US Release Date: 03-31-1960
Directed by: Charles Walters
- Doris Day, as
- Kate Mackay
- David Niven, as
- Lawrence Larry Mackay
- Janis Paige, as
- Deborah Vaughn
- Spring Byington, as
- Suzie Robinson
- Richard Haydn, as
- Alfred North
- Patsy Kelly, as
- Jack Weston, as
- Joe Positano
- John Harding, as
- Reverend McQuarry
- Margaret Lindsay as
- Mona James
David Niven and Doris Day in Please Don't Eat the Daisies.
Please Don't Eat the Daisies is a mildly entertaining little film that is really for Doris Day fans only. She hums a few bars from her most noted song Que Sera, Sera and looks good in tight pants. She even has the best line in the movie when she yells sarcastically at her husband, "I was having a rendevous with Rock Hudson!" But for anyone else, including myself, Please Don't Eat the Daisies has little to offer.
Larry is a theater critic and his wife Kate is a stay at home mom for their four young sons. The family plans to move to the country as the boys have outgrown their New York apartment. Larry insults an actress, in one of his reviews, who retaliates by slapping him in public, making Larry and her play more successful. There is some friction between the married couple as he wants to stay in New York and she is trying to make a home out of their large old country house.
The movie has very little spark. Larry is pretentious while Day looks and acts like God's favorite angel. The only time the movie comes close to entertainment is when the children are on the screen. The movie opens with them dropping water bombs on people on the street. The youngest child is literally kept in a cage. At one point, Day is talking on the phone while struggling to get into a dress, "I lost 5 pounds and bought a new dress." She says. "Maybe you should have lost 10 pounds," One of her son advises. As television's Malcolm in the Middle proved, mother/son relationships can be very funny. Sadly, this movie centers more on Larry and Kate's dull relationship instead of the boys.
Please Don't Eat the Daisies suffers from a dull plot and complete lack of chemistry between Nivens and Day. Day was a leading lady, but Nivens was best in ensembles. Both stars made better films around the same time. Day had just done her funniest movie, Pillow Talk, with Hudson the previous year and Nivens' next film, The Guns of Navarone, would be his best.
Doris Day and David Niven in Please Don't Eat the Daisies.

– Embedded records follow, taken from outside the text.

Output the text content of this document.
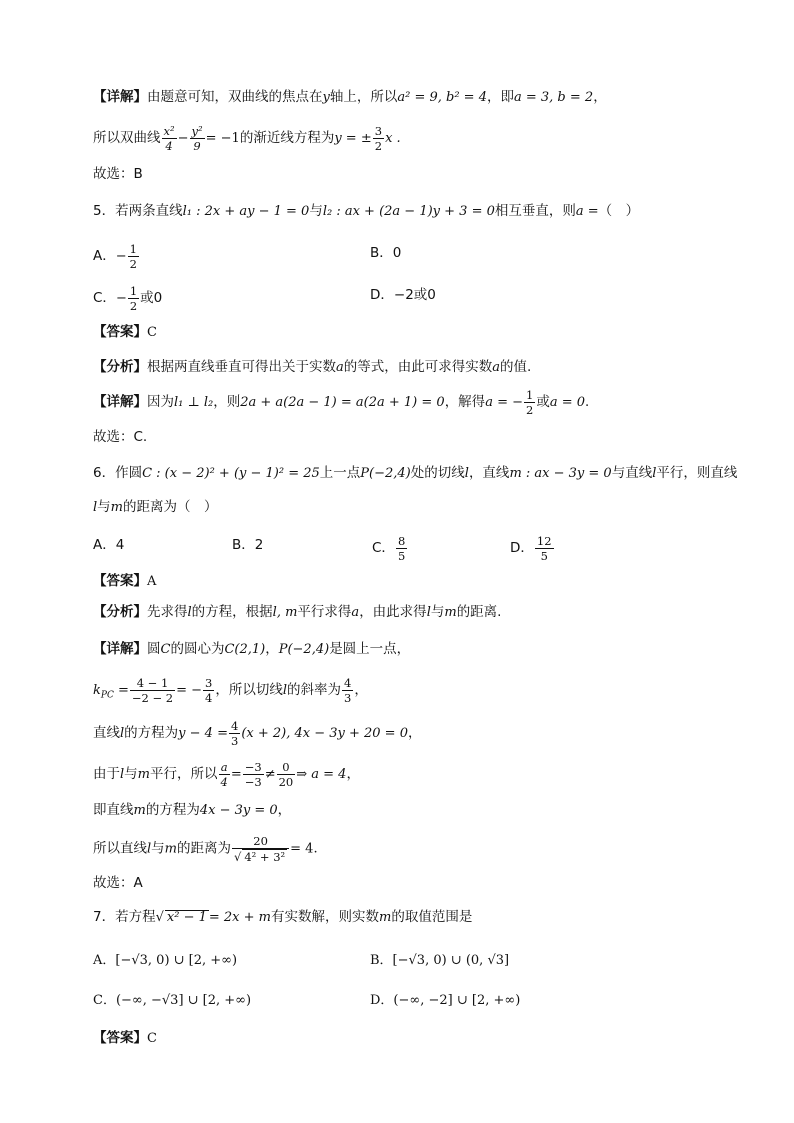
【详解】由题意可知，双曲线的焦点在y轴上，所以a² = 9, b² = 4，即a = 3, b = 2，
所以双曲线 $\frac{\text{x²}}{4} - \frac{\text{y²}}{9} = -1$的渐近线方程为y = ± $\frac{3}{2}$ x .
故选：B
5．若两条直线l₁ : 2x + ay − 1 = 0与l₂ : ax + (2a − 1)y + 3 = 0相互垂直，则a =（　）
A．− $\frac{1}{2}$	B．0
C．− $\frac{1}{2}$ 或0	D．−2或0
【答案】C
【分析】根据两直线垂直可得出关于实数a的等式，由此可求得实数a的值.
【详解】因为l₁ ⊥ l₂，则2a + a(2a − 1) = a(2a + 1) = 0，解得a = − $\frac{1}{2}$ 或a = 0.
故选：C.
6．作圆C : (x − 2)² + (y − 1)² = 25上一点P(−2,4)处的切线l，直线m : ax − 3y = 0与直线l平行，则直线
l与m的距离为（　）
A．4	B．2	C． $\frac{8}{5}$	D． $\frac{12}{5}$
【答案】A
【分析】先求得l的方程，根据l, m平行求得a，由此求得l与m的距离.
【详解】圆C的圆心为C(2,1)，P(−2,4)是圆上一点，
$k_{PC} = \frac{4 - 1}{-2 - 2}$ = − $\frac{3}{4}$ ，所以切线l的斜率为 $\frac{4}{3}$ ，
直线l的方程为$y - 4 = \frac{4}{3} (x + 2)$, 4x − 3y + 20 = 0，
由于l与m平行，所以 $\frac{a}{4} = \frac{-3}{-3} \ne \frac{0}{20}$ ⇒ a = 4，
即直线m的方程为4x − 3y = 0，
所以直线l与m的距离为 $\frac{20}{\text{√ 4² + 3²}} = 4$.
故选：A
7．若方程√ x² − 1 = 2x + m有实数解，则实数m的取值范围是
A．[−√3, 0) ∪ [2, +∞)	B．[−√3, 0) ∪ (0, √3]
C．(−∞, −√3] ∪ [2, +∞)	D．(−∞, −2] ∪ [2, +∞)
【答案】C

Yeah the chemistry between Day and Niven is nonexistent. They were both talented stars but not very appealing as a romantic married couple. I also agree the story is uneven. It starts off like it's going to be about Day managing her brood of four rambunctious boys and a large sheep dog. It then morphs briefly into a Mr. Blandings Builds His Dream House type comedy as Doris makes over the old country mansion they've moved into.
The final dramatic conflict between husband and wife is as contrived as the plays Niven's character so acerbically pans. As Eric wrote, it's a pleasant movie diversion for Doris Day fans but hasn't aged particularly well, although it does look good in Technicolor and Cinemascope.
In 1960 Doris Day was the biggest female movie star on the planet. She was acknowledged as the top box office attraction (male or female) in 1960, 1962, 1963, and 1964 and finished in the the top 10, ten times between 1951 and 1966. As of this writing, in fact, she remains the top female box office star of all time. She effortlessly carries this rather slight script on her slender shoulders. At 36 she was the perfect embodiment of American wholesomeness. She was also quite spunky and modern. She could sing and dance, had great comic timing and could be equally effective doing straight drama.
One of the most outdated aspects of the movie occurs near the end in a scene between David Niven and Spring Byington. Byington, as Day's mother, tells her son-in-law how proud she is of what a powerful man he has become and advises him to keep her daughter securely in her place under his thumb. Feminism be damned, this woman wants her daughter to be treated as her husband's property. And speaking of Spring Byington, she had begun her movie career in 1933 playing Katharine Hepburn's mother in Little Women. She would finish it 27 years later playing Doris Day's mom here.
Janis Paige plays the actress that Niven writes a bad review for. This was a reunion of sorts for her and Day as they had appeared together in Day's very first movie, Romance on the High Seas (where Paige got top billing over Day). Fans of 1930s Warner Brothers pictures will enjoy seeing Margaret Lindsay as a much older but still recognizable former beauty in a few scenes.
The song Doris performs during the play rehearsal scene is called “Any Way The Wind Blows”. It had been written the previous year but not used for the movie Pillow Talk, and had even been the working title for that movie before they settled on the slightly more risque name for the most popular of all her movies with Rock Hudson.
Please Don't Eat the Daisies was based on a popular 1957 book by humorist and playwright Jean Kerr. It consisted of various essays detailing anecdotes about her life raising four boys in the suburbs. In 1965 it would be turned into a television series. There was also a song written for this movie by Joe Lubin with the same title and sung briefly by Day. By the end of the 1960s, however, these Daisies, in all its various incarnations, had faded from popular culture.